Recht auf Reparatur – darum ist es wichtig!

In Zeiten von Klimawandel und immensen Mengen von Elektroschrott wird der Ruf nach einem Recht auf Reparatur weltweit immer lauter. Viele Menschen wollen eine Veränderung: Weg von der Wegwerfgesellschaft hin zu mehr Nachhaltigkeit. Das Reparieren von kaputten Geräten ist dabei ein wichtiger Aspekt. 

Inhalt

Warum wird so wenig repariert?

  1. Niedrige Preise
  2. Technologischer Fortschritt
  3. Umständliche und teure Reparaturen
  4. Monopolstrukturen der Hersteller

Was steckt hinter dem Recht auf Reparatur?

Warum ist ein Recht auf Reparatur wichtig?

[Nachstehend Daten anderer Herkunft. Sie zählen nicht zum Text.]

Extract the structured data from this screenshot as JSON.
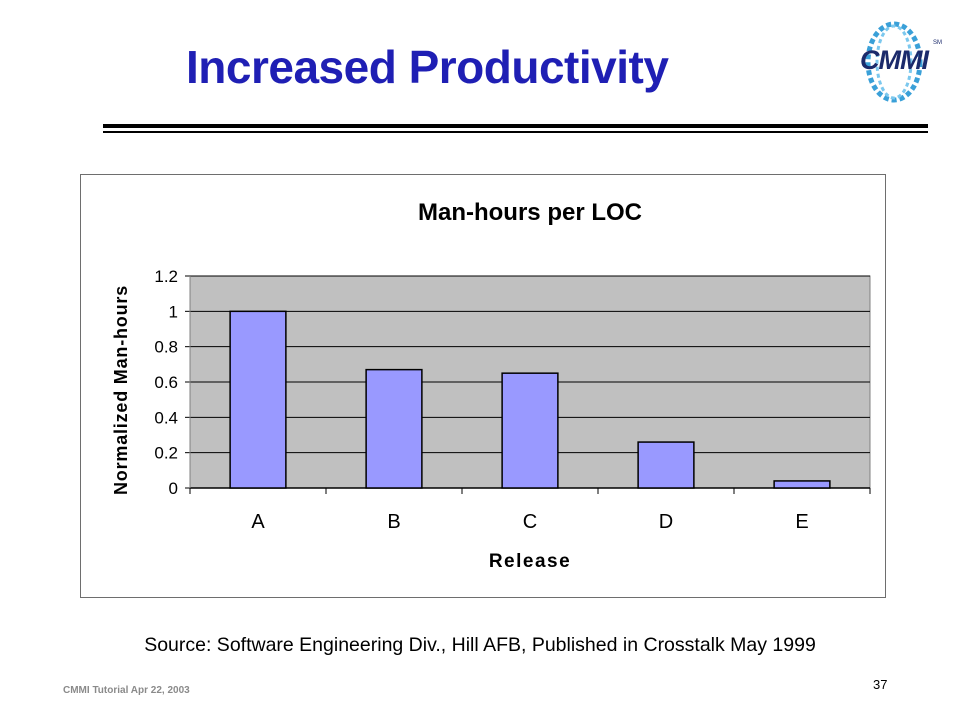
{
  "slide": {
    "title": "Increased Productivity",
    "logo_text": "CMMI",
    "logo_tm": "SM",
    "source": "Source: Software Engineering Div., Hill AFB, Published in Crosstalk May 1999",
    "footer": "CMMI Tutorial Apr 22, 2003",
    "page_number": "37"
  },
  "colors": {
    "title": "#1f1fb4",
    "bar_fill": "#9999ff",
    "plot_background": "#c0c0c0",
    "logo": "#1b2a6b"
  },
  "chart_data": {
    "type": "bar",
    "title": "Man-hours per LOC",
    "xlabel": "Release",
    "ylabel": "Normalized Man-hours",
    "categories": [
      "A",
      "B",
      "C",
      "D",
      "E"
    ],
    "values": [
      1.0,
      0.67,
      0.65,
      0.26,
      0.04
    ],
    "ylim": [
      0,
      1.2
    ],
    "yticks": [
      0,
      0.2,
      0.4,
      0.6,
      0.8,
      1,
      1.2
    ],
    "ytick_labels": [
      "0",
      "0.2",
      "0.4",
      "0.6",
      "0.8",
      "1",
      "1.2"
    ],
    "grid": true,
    "legend": "none"
  }
}
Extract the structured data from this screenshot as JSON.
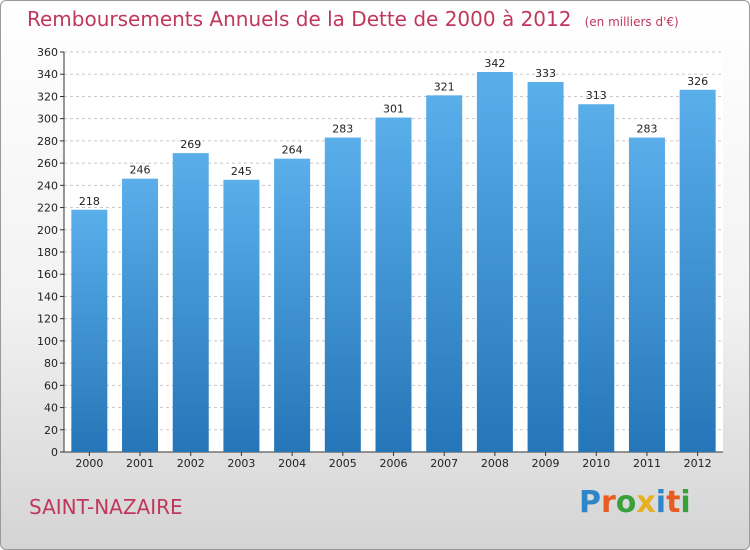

Was wurde bis jetzt unternommen?

Warum wird so wenig repariert?

Wurde früher ein Produkt im Schnitt zwei- bis dreimal repariert, bevor es entsorgt wurde, ist das heute eher die Ausnahme als die Regel. Wir schmeißen lieber weg. Der riesige Berg an Elektroschrott wächst so Jahr für Jahr immer weiter. 2018 fielen z. B. allein in Deutschland rund 1,6 Mio. Tonnen Elektroschrott an! Ressourcenschonend sieht anders aus. Dabei könnte man viele defekte Geräte meist noch gut reparieren und so z. B. die Lebenszeit unserer Smartphones deutlich verlängern. Wieso passiert das also so selten? Sind wir einfach zu bequem, oder gibt es andere Gründe?

1. Niedrige Preise 

Viele elektronische Produkte werden heute zu teils sehr günstigen Preisen angeboten. Je nach Gerät und Art des Defekts ist ein Neukauf deshalb oftmals sogar billiger als eine Reparatur! Um Produkte günstig anbieten zu können, versucht der Hersteller die Produktionskosten so niedrig wie möglich zu halten. Laut dem Öko-Institut e. V. in Freiburg wird die Lebensdauer eines Produkts dazu oft bewusst kürzer gehalten, als es technisch möglich wäre. Oftmals geht ein Gerät dann bereits kurz nach Ablauf der Garantie bzw. Gewährleistung kaputt. Geht innerhalb der Frist etwas kaputt, ist es aufgrund der niedrigen Produktionskosten für den Hersteller meist günstiger direkt ein neues Produkt zur Verfügung zu stellen, als das alte zu reparieren.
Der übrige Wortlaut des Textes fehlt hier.